Incluída neste contingente se encontra a criança e o adolescente carente, que não se constitui uma minoria em termos de Brasil, já que mais da metade da população de zero a 17 anos (57,1%) em 1981 poderia ser assim classificada por pertencer a unidades domésticas pobres e miseráveis (IBGE, 1989).

A difícil relação infância-adolescência pobre trabalhadora X escola formal

A infância foi tratada durante séculos como o que chamaríamos hoje de abandono. A mortalidade infantil era tratada como normal, as condições higiênicas e sanitárias inexistentes contribuíam para a tolerância e a banalização do infanticídio. Nos séculos passados a passagem do período da infância para a vida adulta era realizada diretamente, sem levar em consideração a fase específica da adolescência. Quando chegava esta fase a criança/adolescente já incorporava as atividades adultas com responsabilidade, encarava assim o trabalho de igual para igual com os adultos de seu estrato social.

Em geral, a aprendizagem e a educação tinham lugar como socialização direta de uma geração por outra, mediante a participação cotidiana das crianças nas atividades da vida adulta e sem a intervenção sistemática de agentes especializados que representa hoje a escola, instituição que então representava um papel marginal.

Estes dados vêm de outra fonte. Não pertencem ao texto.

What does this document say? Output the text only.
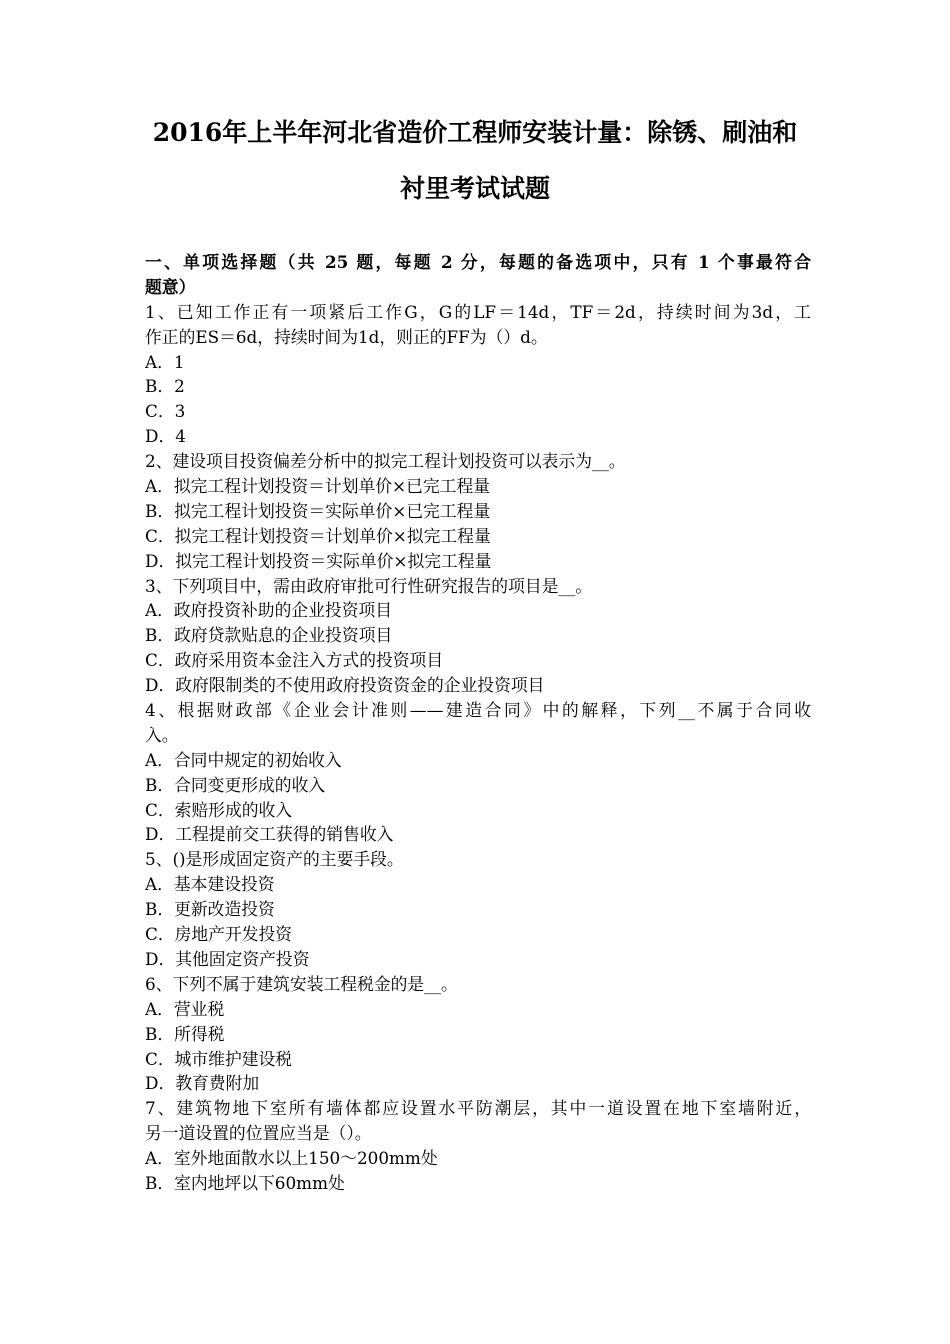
2016年上半年河北省造价工程师安装计量：除锈、刷油和
衬里考试试题
一、单项选择题（共 25 题，每题 2 分，每题的备选项中，只有 1 个事最符合
题意）
1、已知工作正有一项紧后工作G，G的LF＝14d，TF＝2d，持续时间为3d，工
作正的ES＝6d，持续时间为1d，则正的FF为（）d。
A．1
B．2
C．3
D．4
2、建设项目投资偏差分析中的拟完工程计划投资可以表示为__。
A．拟完工程计划投资＝计划单价×已完工程量
B．拟完工程计划投资＝实际单价×已完工程量
C．拟完工程计划投资＝计划单价×拟完工程量
D．拟完工程计划投资＝实际单价×拟完工程量
3、下列项目中，需由政府审批可行性研究报告的项目是__。
A．政府投资补助的企业投资项目
B．政府贷款贴息的企业投资项目
C．政府采用资本金注入方式的投资项目
D．政府限制类的不使用政府投资资金的企业投资项目
4、根据财政部《企业会计准则——建造合同》中的解释，下列__不属于合同收
入。
A．合同中规定的初始收入
B．合同变更形成的收入
C．索赔形成的收入
D．工程提前交工获得的销售收入
5、()是形成固定资产的主要手段。
A．基本建设投资
B．更新改造投资
C．房地产开发投资
D．其他固定资产投资
6、下列不属于建筑安装工程税金的是__。
A．营业税
B．所得税
C．城市维护建设税
D．教育费附加
7、建筑物地下室所有墙体都应设置水平防潮层，其中一道设置在地下室墙附近，
另一道设置的位置应当是（）。
A．室外地面散水以上150～200mm处
B．室内地坪以下60mm处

(...) "Na própria idade média, havia algo mais que nobres artesãos e camponeses. Um setor importante e crescente da população, antecipação da grande massa que seria despojada de seus meios de vida no processo da Revolução industrial, vivia já marginalizado das relações dominantes de produção: mendigos, vagabundos, pícaros, órfãos etc. Contra os adultos instituiu-se o internamento em workhouses, hópitaux, zuchthausen, etc. Para as crianças instituíram-se os mesmos meios e outros ad doc, os orfanatos." (Enguita, 1989: 108)

A preocupação com os órfãos ou filhos de pobres, estava diretamente ligada ao nascimento da preocupação com a ordem pública e com o desperdício que braços inativos trariam para as nações. Entretanto, foi com o desenvolvimento das manufaturas que converteu a criança em "objeto da cobiça" das industrias em função da habilidade e destreza de suas pequenas e ágeis mãos. Este foi também o momento culminante dos orfanatos, orgulhosos fornecedores desta valiosa mão-de-obra. Começa então, uma história marginal da educação de crianças diferenciadas, os órfãos, pobres e abandonados.

Com o crepúsculo do antigo regime, entrou em voga a necessidade de educar as crianças do povo, futuros trabalhadores. Os que professavam em contrário, defendendo somente o ensino religioso, tinham como parâmetro a velha sociedade, e com ela as formas de produção que já estavam sendo substituídas por outras novas. Assim, a escola, não a instrução, entrou para a vida dos menores de idade pobres, com a função primordial de disciplinar e domesticar para o trabalho.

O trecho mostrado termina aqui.